Ruangan besar itu senyap. Arista sampai bisa mendengar suara jantungnya yang belingsatan. Atmosfer di antara keduanya memanas. Wanita itu menggigit bibir yang justru menggelitik sesuatu di dalam diri Arka.
“Agak lupa sebenarnya,” lirih Arka dengan nafas sedikit terengah. “Mungkin bisa kita ulangi supaya saya ingat.”
Tiba-tiba, pintu ruangan Arka terbuka. Menampilkan sosok Emir, manajer pengembangan hotel sekaligus sahabat Arka yang mendelik menatap Arka dan Arista yang berdiri nyaris menempel.
“Kalian ngapain?” tanyanya polos.
Arista melangkah mundur, berdehem pelan lantas cepat-cepat berpamitan. Mengangguk sopan ketika melewati Emir dan wusss… secepat kilat menghilang dari pandangan dua pria itu.
Arka kembali ke kursinya, sementara Emir melangkah masuk. Menatap sahabatnya penuh curiga. “Lo ngapain tadi?”
Arka tak menggubris, kembali sibuk bekerja.
“Woy! Gue transparankah?” protes Emir sambil melambaikan tangan tepat di depan wajah Arka.
“Lo ngapain ke sini?” tanya Arka datar.
“Wah! Lo mau berbuat m***m tadi, ya?”
“Cepetan, gue sibuk! Lo mau ngapain?”
Sama halnya Arka, Emir juga tak peduli dengan pertanyaan sahabatnya. “Jangan bilang … lo nolak dijodohin sama Lia karena lo sama Arista ada hubungan?”

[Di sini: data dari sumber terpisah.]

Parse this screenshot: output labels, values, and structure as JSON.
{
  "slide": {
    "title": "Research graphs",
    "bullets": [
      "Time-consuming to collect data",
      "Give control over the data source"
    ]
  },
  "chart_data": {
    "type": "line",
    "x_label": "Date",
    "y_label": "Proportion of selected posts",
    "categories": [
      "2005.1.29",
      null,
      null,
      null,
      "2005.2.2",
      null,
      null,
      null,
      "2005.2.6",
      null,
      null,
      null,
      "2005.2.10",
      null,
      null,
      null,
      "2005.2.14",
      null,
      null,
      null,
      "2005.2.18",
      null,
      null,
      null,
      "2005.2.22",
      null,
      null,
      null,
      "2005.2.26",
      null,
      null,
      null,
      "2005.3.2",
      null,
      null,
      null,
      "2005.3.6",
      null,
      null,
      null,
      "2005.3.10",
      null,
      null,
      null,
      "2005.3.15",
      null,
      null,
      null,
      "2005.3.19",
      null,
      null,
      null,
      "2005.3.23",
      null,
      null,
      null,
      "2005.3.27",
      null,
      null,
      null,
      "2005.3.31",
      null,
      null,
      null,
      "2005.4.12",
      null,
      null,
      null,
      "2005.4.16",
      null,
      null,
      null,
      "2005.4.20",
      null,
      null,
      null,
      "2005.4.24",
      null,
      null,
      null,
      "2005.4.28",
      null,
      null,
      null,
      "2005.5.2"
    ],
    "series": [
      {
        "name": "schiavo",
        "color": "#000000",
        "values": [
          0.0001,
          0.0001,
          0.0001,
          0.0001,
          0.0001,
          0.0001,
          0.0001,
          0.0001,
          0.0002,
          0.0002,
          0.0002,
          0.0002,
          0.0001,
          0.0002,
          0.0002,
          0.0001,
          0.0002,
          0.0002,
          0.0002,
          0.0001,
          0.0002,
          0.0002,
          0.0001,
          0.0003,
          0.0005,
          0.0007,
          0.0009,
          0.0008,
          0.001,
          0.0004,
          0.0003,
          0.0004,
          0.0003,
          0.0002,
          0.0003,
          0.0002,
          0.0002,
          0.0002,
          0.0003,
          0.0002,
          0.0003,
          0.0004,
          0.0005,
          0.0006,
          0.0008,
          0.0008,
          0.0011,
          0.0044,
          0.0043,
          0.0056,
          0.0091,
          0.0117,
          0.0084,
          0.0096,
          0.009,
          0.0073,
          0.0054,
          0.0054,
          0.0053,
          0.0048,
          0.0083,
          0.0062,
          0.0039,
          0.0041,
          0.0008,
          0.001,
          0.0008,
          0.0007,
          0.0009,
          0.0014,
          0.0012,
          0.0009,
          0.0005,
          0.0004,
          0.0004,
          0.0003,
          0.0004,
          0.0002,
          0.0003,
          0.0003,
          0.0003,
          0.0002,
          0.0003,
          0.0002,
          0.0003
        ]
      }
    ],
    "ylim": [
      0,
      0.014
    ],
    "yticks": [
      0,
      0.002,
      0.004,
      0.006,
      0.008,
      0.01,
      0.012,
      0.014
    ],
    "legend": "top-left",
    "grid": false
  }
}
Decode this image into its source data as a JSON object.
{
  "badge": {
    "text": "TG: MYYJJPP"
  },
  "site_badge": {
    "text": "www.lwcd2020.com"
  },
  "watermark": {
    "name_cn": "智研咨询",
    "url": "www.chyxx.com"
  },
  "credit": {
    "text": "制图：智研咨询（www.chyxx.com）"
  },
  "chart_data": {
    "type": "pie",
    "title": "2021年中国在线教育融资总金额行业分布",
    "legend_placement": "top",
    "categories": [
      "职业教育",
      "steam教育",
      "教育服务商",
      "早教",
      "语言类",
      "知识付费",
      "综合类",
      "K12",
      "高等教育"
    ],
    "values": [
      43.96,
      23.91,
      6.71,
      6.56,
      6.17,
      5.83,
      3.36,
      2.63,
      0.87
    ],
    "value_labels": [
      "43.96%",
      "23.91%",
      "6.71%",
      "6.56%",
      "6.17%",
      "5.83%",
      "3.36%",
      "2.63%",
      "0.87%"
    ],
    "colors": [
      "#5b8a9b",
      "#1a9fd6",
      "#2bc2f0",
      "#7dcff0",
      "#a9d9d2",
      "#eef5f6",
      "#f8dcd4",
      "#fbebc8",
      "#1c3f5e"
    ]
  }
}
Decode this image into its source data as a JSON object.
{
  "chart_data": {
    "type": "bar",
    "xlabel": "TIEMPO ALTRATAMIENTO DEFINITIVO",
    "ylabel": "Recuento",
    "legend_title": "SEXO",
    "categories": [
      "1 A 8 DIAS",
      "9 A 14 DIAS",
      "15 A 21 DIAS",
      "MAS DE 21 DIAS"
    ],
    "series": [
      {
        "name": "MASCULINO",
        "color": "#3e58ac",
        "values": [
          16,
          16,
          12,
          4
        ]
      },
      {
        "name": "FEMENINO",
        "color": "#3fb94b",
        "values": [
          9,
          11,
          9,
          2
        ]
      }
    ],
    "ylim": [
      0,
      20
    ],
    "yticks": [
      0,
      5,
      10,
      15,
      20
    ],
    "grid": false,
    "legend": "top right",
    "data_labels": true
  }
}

Arka mendengus, tak menanggapi sama sekali.
“Jadi beneran, Ka? Lo mau jadiin Arista istri?!” serunya tak percaya. Ia bahkan sampai menggebrak meja Arka.
Pria berhidung mancung itu menoleh, menatap Emir. “Hm, kalau iya kenapa?”
“Kalau iya … gue yang seneng, Ka. Akhirnya lo berhasil move on.”